Determine whether the following series converge and whether they even converge absolutely:
- $\displaystyle\sum\limits_{k=2}^\infty\frac{(-1)^k}{(\log(k))^k}$
- $\displaystyle\sum\limits_{k=1}^\infty\left(\frac{1}{k!}-\frac{3}{(k+1)!}\right)$
- $\displaystyle\sum\limits_{k=1}^\infty\frac{2(k!)^2}{(2k)!}$
- $\displaystyle\sum\limits_{k=1}^\infty\frac{3^{2k-1}}{k^2+k}$
- $\displaystyle\sum\limits_{k=1}^\infty\left(\frac{2+(-1)^k}{4}\right)^k$
- $\displaystyle\sum\limits_{k=1}^\infty(-1)^k\frac{k}{(k+1)(k+2)}$
So I have been able to work through half of the series and I would like to know whether my current attempts are correct and then I would like to get some hints on how to solve the other series I intentionally left out by now.
My current solutions
I know that I have to use the alternating series test and show that $1/(\log(k))^k$ is a null sequence, however I do not know whether it suffices to just mention the monotonicity of $\log$.
$\displaystyle\sum\limits_{k=1}^\infty\left(\frac{1}{k!}-\frac{3}{(k+1)!}\right) = \sum\limits_{k=1}^\infty\left(\frac{k!(k-2)}{k!(k+1)!}\right) = \sum\limits_{k=1}^\infty\left(\frac{k-2}{(k+1)!}\right)$. If we apply the ratio test we get: $\large\left|\frac{\frac{k-1}{(k+2)!}}{\frac{k-2}{(k+1)!}}\right|\normalsize=\frac{k+1}{k^2+4k}=\frac{k(1+1/k)}{k(k-4/k)}\longrightarrow 0<1,\text{ hence the series converges absolutely.}$
The ratio test yields $\large\left|\frac{\frac{2((k+1)!)^2}{(2(k+1))!}}{\frac{2(k!)^2}{(2k)!}}\right| \normalsize = \frac{2((k+1)!)^2(2k)!}{(2(k+1))!2(k!)^2}=\frac{(k+1)^2(2k)!}{(2(k+1))!}=\frac{(k+1)^2}{(2k+2)(2k+1)}=\frac{k^2+2k+1}{4k^2+6k+2}=\frac{k^2(1+2/k+1/k^2)}{k^2(4+6/k+2/k^2)}\longrightarrow \frac{1}{4}<1,\text{ hence the series converges absolutely.}$
The ratio test yields $\large\left|\frac{\frac{3^{2(k+1)-1}}{(k+1)^2+(k+1)}}{\frac{3^{2k-1}}{k^2+k}}\right|\normalsize = \frac{3^{2k+1}(k^2+k)}{3^{2k-1}((k+1)^2+(k+1))} = \frac{9k^2+9k}{k^2+3k+2}=\frac{k^2(9+9/k)}{k^2(1+3/k+2/k^2)}\longrightarrow 9>1,\text{ hence the series diverges.}$
I have no idea at all... a hint might help me out.

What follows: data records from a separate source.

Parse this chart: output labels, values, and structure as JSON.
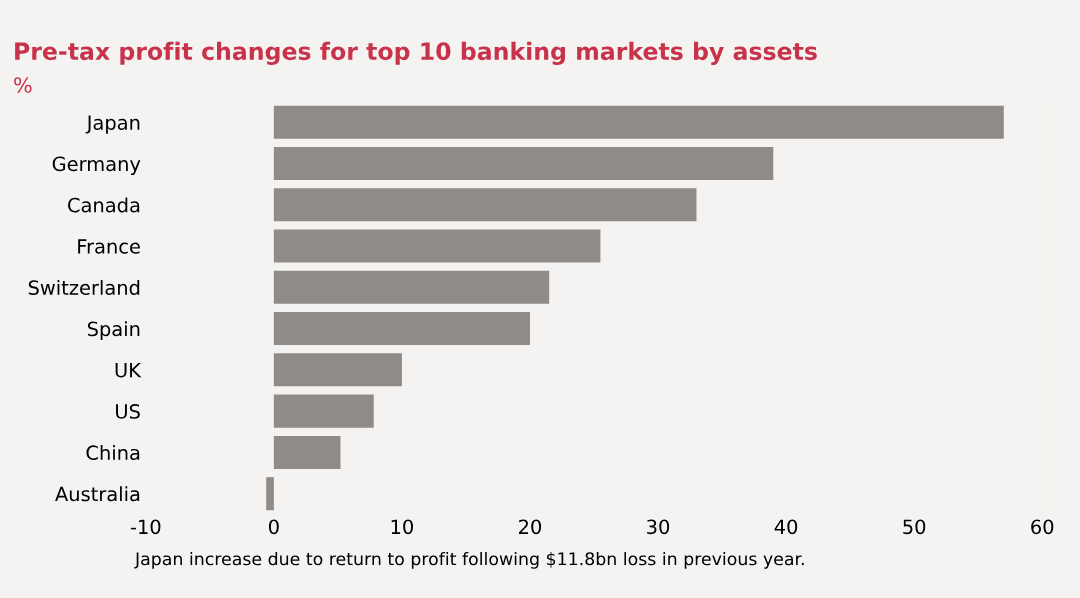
{
  "chart_data": {
    "type": "bar",
    "orientation": "horizontal",
    "title": "Pre-tax profit changes for top 10 banking markets by assets",
    "subtitle": "%",
    "categories": [
      "Japan",
      "Germany",
      "Canada",
      "France",
      "Switzerland",
      "Spain",
      "UK",
      "US",
      "China",
      "Australia"
    ],
    "values": [
      57,
      39,
      33,
      25.5,
      21.5,
      20,
      10,
      7.8,
      5.2,
      -0.6
    ],
    "color": "#8e8b88",
    "xlim": [
      -10,
      60
    ],
    "xticks": [
      -10,
      0,
      10,
      20,
      30,
      40,
      50,
      60
    ],
    "grid": false,
    "annotations": [
      "Japan increase due to return to profit following $11.8bn loss in previous year."
    ]
  }
}
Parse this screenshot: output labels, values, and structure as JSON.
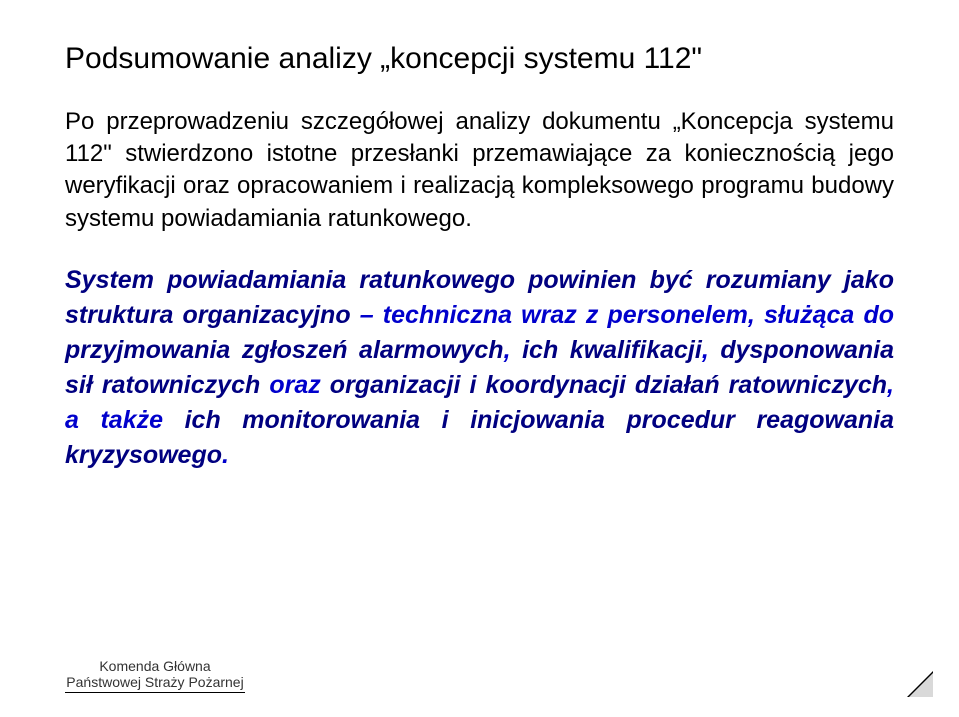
{
  "title": "Podsumowanie analizy „koncepcji systemu 112\"",
  "intro": "Po przeprowadzeniu szczegółowej analizy dokumentu „Koncepcja systemu 112\" stwierdzono istotne przesłanki przemawiające za koniecznością jego weryfikacji oraz opracowaniem i realizacją kompleksowego programu budowy systemu powiadamiania ratunkowego.",
  "emph": {
    "r1": "System powiadamiania ratunkowego powinien być rozumiany jako struktura organizacyjno",
    "r2": " – techniczna wraz z personelem, służąca do ",
    "r3": "przyjmowania zgłoszeń alarmowych",
    "r4": ", ",
    "r5": "ich kwalifikacji",
    "r6": ", ",
    "r7": "dysponowania sił ratowniczych",
    "r8": " oraz ",
    "r9": "organizacji  i koordynacji działań ratowniczych",
    "r10": ", a także ",
    "r11": "ich monitorowania i inicjowania procedur reagowania kryzysowego",
    "r12": "."
  },
  "footer": {
    "line1": "Komenda Główna",
    "line2": "Państwowej Straży Pożarnej"
  },
  "colors": {
    "title": "#000000",
    "body": "#000000",
    "emph_dark": "#000080",
    "emph_accent": "#0000cc",
    "background": "#ffffff"
  },
  "fonts": {
    "title_size_pt": 22,
    "body_size_pt": 18,
    "emph_size_pt": 19,
    "footer_size_pt": 11,
    "family": "Arial"
  }
}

Using the alternating series test, we have to show that $\frac{k}{(k+1)(k+2)}$ is a null sequence. This is easily done by $\frac{k}{(k+1)(k+2)}=\frac{1}{k+3+2/k}\longrightarrow 0.$ The series does not converge absolutely based on the comparison test where $\sum\limits_{k=1}^\infty \frac{1}{k+3+2/k}\geq \sum\limits_{k=1}^\infty \frac{1}{k}.$
Thanks for your time and reviewing my attempts.